24 entry daha
  • bir taciz nelere yol açıyor dedirten filmdir. şerefsiz, "sen benim çalışanım değil malımsın" görüşündeki büyük patron sarışın, seksi bir kadını taciz eder. kadın içine sindiremez ve adamın yüzüne suyu çarpar. pazartesi işten kovulur, zira herkesin önünde patronunu küçük düşürmüştür. tacize bir şey demese, sesini çıkarmasa bu tacizler tecavüze kadar devam edecek, sesini çıkarırsa işten atılacak. görünen o ki en iyisini yapmış adamı rezil etmekle. burada durmak gerek. işçi sınıfının sinemadaki gururu ken loach (kendisi benim için bir sürü hollywood yönetmeninden daha değerli, zira sorunlara parmak basan sinemayı eğlendiren sinemadan daha çok önemsiyorum) bu filminde kadınların iş hayatında hala "arzu nesnesi" olarak görülmelerine değiniyor bu sekanslarda. aklıma hemen billy wilder'in çok sevdiğim the apartment'i geldi. bu filmde wilder bu konuya daha fazla odaklanıyor. görünüşe göre aradan geçen 53 yılda (yarım yüz yıldan fazla) değişen hiçbir şey yok. şerefsiz ceo'lar, çalışanlarını tecavüz/taciz etme hak(!!)kına sahip olduklarını düşünüyorlar hala. kadınlar hala yükselebilmek için bu tür "küçük" (!) tacizleri hoş görmek zorunda kalıyorlar. neyse, böyle bir dünyada, "dünyanın en özgür ülkesi"nde (ingiltere) taciz edilen bu kadın sabah işten atıldığını öğrenir ve sinirini işçilerden, garibanlardan çıkarır. tabi herkesin gücü altındakine yetiyor. para hırsı ile dolup taşan angie işçileri sömürmeye, sömürdükçe daha da sömürmeye başlar. doymak bilmez angie, empati yoksunu angie, vicdansız angie, allah belanı versin lan. şıllık. filmdeki bu taciz sekansında angie'nin yaptığı hareket için (patronun yüzüne suyu çarpmak) "ellerine sağlık" diyoruz ama bir süre sonra angie'nin gerçek yüzünü görüyoruz. kendisine taciz edildi diye haklı olarak çok bozulan angie bir kaç sahneden sonra "çok azdım, haydi işçilerden birisini çağırıp onlarla düzüşelim" der. şıllık angie, orospu angie, allah belanı versin lan.

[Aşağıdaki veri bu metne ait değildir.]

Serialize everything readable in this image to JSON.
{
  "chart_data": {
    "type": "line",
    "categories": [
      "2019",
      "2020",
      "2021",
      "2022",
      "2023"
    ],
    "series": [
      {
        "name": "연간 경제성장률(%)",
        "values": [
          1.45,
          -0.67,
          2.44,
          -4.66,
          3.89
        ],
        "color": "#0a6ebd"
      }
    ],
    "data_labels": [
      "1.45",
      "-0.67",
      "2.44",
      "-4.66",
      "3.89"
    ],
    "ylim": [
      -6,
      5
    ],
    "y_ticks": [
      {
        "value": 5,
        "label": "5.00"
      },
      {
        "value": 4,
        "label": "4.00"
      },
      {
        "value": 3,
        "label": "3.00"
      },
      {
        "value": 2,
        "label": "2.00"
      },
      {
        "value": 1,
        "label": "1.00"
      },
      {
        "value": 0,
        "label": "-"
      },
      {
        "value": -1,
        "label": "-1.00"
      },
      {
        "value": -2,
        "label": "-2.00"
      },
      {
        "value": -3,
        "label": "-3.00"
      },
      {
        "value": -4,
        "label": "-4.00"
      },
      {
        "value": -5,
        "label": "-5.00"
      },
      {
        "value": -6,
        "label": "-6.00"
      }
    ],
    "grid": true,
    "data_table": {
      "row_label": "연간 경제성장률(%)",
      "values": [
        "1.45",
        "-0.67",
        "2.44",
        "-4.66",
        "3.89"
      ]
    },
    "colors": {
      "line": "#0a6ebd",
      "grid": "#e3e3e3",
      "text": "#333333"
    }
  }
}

    loach abimiz bu filminde belirttiğim gibi hayvanlar gibi çalışan, ihmalkarlıklar yüzünden ölen/ölümden dönen garibim işçilere odaklanıyor hep yaptığı gibi. ama bu işçilerin sefil(leştirilmiş) hayatlarını işçilerin gözünden değil de, onları sömüren bir kadının gözünden anlatır. bir kaç kuruş için hayvanlar gibi çalış, sonra hak ettiğin o parayı alama, "pardon!" densin sana. ne yazık ki sistem bu şekilde işliyor. elinde avucunda ne varsa alır bu sistem, aldıklarını iade etmez, seni sömürenler 4x4'lere binerken sen bir iş kurumundan diğerine sürünüp durursun. bir ekmeğin hayalini kurarken sen onlar hesaplarındaki sıfırların yanına bir kaç tane daha eklemenin peşindeler. özgür bir dünyanın adaleti. bu çarpık sisteme sesini çıkarırsan thy'deki gibi kapının önünde bulursun kendini. grev hakkınız tabi ki var ama kullanmamak koşulu ile. bu sistem köle istiyor ve istediğini elde ediyor yarattığı muhteşem döngü ile. sesini çıkarırsan işten atılırsın, çünkü ikamen var, değerli değilsin sen bu kapitalistler için. seni sömürürler, bir makine gibi kullanırlar, iş yapamayacak duruma geldiğinde kapının önüne koyarlar. filmin sonlarına doğru angie'nin evini basan adam bu durumu sağlam bir şekilde ifade ediyor.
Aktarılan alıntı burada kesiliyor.